La prairie est une innocente 
Qu’il ne faut point scandaliser. 

Tout en soupirant comme Horace, 
Je vois ramper dans le champ noir, 
Avec des reflets de cuirasse, 
Les grands socs qu’on traîne le soir. 

J’habite avec l’arbre et la plante ;
Je ne suis jamais fatigué 
De regarder la marche lente 
Des vaches qui passent le gué.

J’entends, debout sur quelque cime, 
Le chant qu’un nid sous un buisson 
Mêle au blêmissement sublime 
D’un lever d’astre à l’horizon. 

Je suis l’auditeur solitaire ;
Et j’écoute en moi, hors de moi, 
Le Je ne sais qui du mystère 
Murmurant le Je ne sais quoi. 

J’aime l’aube ardente et rougie, 
Le midi, les cieux éblouis, 
La flamme, et j’ai la nostalgie 
Du soleil, mon ancien pays. 

Le matin, toute la nature 
Vocalise, fredonne, rit. 
Je songe.

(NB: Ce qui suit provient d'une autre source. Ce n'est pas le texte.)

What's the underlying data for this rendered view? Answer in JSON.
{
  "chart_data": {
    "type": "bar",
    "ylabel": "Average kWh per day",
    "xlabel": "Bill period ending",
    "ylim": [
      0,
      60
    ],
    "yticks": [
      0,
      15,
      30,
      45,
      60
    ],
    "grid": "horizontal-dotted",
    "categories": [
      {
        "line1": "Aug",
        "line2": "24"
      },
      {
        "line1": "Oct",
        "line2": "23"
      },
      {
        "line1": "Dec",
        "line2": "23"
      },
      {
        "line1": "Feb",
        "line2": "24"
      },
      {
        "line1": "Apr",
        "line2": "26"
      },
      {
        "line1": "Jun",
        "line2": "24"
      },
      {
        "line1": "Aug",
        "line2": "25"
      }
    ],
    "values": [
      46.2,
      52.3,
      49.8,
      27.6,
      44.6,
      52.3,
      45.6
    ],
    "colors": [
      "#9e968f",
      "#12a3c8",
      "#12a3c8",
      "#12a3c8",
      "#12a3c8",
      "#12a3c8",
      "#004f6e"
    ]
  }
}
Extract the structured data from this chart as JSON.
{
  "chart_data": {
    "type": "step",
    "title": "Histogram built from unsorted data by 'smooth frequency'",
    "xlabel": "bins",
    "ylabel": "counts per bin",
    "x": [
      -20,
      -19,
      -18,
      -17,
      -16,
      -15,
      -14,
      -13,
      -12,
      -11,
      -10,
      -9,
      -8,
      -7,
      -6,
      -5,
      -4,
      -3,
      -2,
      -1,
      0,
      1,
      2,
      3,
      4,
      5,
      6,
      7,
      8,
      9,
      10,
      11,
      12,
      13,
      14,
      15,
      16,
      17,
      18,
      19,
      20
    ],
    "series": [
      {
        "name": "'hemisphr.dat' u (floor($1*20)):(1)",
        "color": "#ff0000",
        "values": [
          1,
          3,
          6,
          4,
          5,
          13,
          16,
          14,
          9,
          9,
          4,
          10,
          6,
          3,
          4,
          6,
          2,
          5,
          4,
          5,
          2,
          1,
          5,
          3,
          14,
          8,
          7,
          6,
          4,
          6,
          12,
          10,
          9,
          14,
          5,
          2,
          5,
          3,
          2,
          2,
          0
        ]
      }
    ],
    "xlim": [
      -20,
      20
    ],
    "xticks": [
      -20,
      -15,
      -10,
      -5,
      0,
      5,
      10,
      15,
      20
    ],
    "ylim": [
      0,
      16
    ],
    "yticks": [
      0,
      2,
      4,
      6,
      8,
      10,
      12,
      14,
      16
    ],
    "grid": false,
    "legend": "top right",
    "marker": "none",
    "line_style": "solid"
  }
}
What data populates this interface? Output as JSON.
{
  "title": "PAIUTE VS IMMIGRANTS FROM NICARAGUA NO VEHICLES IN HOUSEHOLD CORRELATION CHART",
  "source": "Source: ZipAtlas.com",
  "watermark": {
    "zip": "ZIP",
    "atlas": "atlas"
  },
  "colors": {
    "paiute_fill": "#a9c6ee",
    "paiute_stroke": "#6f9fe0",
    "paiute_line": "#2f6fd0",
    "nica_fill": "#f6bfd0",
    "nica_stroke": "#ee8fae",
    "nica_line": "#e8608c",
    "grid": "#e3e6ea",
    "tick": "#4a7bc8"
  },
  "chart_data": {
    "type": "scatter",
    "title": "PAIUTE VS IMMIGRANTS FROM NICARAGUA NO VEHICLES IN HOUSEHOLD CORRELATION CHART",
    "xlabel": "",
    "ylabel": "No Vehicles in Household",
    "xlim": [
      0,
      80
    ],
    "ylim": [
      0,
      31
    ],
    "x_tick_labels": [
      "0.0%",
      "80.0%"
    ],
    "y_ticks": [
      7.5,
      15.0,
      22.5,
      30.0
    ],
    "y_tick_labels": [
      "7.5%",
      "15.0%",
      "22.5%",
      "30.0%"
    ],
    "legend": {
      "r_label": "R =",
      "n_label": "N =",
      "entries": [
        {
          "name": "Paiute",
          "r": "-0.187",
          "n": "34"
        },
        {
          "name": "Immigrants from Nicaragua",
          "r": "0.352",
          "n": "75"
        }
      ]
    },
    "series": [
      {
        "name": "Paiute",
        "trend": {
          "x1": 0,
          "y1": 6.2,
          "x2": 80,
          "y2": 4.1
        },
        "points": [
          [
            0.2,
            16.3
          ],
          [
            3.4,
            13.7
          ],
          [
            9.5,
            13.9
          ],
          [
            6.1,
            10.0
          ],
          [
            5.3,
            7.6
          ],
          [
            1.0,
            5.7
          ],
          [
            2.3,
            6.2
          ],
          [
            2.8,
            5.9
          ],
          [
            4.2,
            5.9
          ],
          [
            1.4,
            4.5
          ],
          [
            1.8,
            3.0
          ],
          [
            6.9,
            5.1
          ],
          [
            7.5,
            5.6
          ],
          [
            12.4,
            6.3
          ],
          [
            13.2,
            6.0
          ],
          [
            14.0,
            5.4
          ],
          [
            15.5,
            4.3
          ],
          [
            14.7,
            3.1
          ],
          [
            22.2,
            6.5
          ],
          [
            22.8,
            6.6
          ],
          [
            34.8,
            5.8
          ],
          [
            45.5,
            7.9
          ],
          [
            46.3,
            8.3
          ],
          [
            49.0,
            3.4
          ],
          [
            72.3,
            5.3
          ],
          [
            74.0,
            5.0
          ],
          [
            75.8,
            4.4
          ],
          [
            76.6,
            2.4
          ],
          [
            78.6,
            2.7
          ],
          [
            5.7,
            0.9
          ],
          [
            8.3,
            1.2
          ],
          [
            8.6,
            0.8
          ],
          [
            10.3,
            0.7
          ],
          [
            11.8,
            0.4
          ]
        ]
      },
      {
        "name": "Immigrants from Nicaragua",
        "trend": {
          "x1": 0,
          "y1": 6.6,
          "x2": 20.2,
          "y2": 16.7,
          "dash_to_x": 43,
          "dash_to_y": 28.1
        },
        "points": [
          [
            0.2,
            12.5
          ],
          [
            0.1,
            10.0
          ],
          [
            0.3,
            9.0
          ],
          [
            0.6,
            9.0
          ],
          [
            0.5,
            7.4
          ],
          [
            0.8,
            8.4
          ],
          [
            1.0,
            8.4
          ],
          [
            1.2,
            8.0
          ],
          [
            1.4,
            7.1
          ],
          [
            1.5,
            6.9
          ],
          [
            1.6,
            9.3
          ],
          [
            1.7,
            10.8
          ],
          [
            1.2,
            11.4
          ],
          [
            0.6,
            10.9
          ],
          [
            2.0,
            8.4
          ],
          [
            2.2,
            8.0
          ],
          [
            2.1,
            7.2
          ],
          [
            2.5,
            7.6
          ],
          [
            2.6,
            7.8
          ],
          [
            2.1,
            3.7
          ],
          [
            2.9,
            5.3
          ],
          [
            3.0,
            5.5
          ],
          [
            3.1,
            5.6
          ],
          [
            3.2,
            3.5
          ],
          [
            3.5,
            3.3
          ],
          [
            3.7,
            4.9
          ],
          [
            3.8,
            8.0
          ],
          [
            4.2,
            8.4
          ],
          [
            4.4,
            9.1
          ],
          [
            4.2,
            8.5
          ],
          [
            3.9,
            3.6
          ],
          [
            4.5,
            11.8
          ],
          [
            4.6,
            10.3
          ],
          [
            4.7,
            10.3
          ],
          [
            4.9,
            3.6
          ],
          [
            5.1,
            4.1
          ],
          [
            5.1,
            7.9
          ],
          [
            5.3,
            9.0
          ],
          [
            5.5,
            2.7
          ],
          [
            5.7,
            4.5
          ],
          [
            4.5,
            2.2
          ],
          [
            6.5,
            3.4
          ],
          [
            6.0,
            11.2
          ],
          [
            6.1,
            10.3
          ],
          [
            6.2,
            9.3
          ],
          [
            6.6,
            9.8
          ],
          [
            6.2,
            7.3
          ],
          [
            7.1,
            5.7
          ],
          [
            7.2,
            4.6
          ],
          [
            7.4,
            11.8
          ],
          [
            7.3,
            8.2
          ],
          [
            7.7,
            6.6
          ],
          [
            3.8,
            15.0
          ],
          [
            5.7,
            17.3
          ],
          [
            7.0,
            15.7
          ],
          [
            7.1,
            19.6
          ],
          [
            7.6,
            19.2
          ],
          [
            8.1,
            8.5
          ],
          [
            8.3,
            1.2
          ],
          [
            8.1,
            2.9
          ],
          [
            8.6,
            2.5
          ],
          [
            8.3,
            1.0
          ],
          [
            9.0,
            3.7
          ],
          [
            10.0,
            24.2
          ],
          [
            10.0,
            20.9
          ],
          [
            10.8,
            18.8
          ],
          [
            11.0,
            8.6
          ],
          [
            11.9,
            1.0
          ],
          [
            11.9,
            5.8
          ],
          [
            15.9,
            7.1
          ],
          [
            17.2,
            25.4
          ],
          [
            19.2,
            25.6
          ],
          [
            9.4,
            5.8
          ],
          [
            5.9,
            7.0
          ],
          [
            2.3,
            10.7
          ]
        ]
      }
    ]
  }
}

L’aurore est si pure, 
Et les oiseaux ont tant d’esprit !

Tout chante, geai, pinson, linotte, 
Bouvreuil, alouette au zénith, 
Et la source ajoute sa note, 
Et le vent parle, et Dieu bénit. 

J’aime toute cette musique, 
Ces refrains, jamais importuns, 
Et le bon vieux plain-chant classique 
Des chênes aux capuchons bruns. 

Je vous mets au défi de faire 
Une plus charmante chanson 
Que l’eau vive où Jeanne et Néère 
Trempent leurs pieds dans le cresson.